Der Weg ist das Ziel
Tage wie SalzwasserDas erste Zusammentreffen war ein Unfall, auch danach geht es eher holprig weiter, irgendwann jedoch wissen sie, was sie voneinander haben. Atlanta und Enza – zwei ganz und gar unterschiedliche Frauen, ...

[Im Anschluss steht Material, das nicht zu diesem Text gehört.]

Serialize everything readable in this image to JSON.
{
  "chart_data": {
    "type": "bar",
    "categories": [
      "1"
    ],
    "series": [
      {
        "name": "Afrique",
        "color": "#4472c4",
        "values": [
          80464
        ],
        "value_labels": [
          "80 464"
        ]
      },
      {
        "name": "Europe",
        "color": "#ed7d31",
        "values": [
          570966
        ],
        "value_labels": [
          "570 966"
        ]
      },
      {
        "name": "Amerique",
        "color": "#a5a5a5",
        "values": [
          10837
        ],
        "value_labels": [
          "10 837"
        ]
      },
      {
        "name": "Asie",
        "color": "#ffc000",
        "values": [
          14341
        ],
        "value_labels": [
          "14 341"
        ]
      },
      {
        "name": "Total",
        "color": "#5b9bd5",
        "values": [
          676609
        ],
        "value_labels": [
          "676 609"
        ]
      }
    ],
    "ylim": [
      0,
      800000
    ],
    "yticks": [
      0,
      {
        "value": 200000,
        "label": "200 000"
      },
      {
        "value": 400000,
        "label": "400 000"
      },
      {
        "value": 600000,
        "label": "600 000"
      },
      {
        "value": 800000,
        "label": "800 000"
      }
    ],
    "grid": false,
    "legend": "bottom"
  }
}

Das erste Zusammentreffen war ein Unfall, auch danach geht es eher holprig weiter, irgendwann jedoch wissen sie, was sie voneinander haben. Atlanta und Enza – zwei ganz und gar unterschiedliche Frauen, deren vordergründiges Ziel Noto ist, eine Stadt auf Sizilien. Aber von Anfang an:
Atlanta, die Mathematikerin durch und durch, lebt in Frankfurt, ihr langjähriger Freund hat seinen Lebensmittelpunkt in München, sie führen eine Wochenendbeziehung, was eigentlich ganz gut klappt. Bis zu dem Zeitpunkt, als Atlanta ungewollt schwanger wird und sie genau jetzt eine starke Schulter zum Anlehnen bräuchte. Eigentlich – denn er verlässt sie stillschweigend.
Enza ist eine zupackende, taffe Frau, die in Bad Vilbel einen Fahrradladen betreibt. Sie ist gewollt alleinstehend, zu ihrer Mutter hat sie eine enge Bindung und als diese ihr von ihrer schweren Krankheit erzählt, will sie direkt bei ihr einziehen. Mutter allerdings will, dass sie zunächst zu ihrer Tante nach Sizilien fährt, um ihre sizilianische Familie endlich kennenzulernen.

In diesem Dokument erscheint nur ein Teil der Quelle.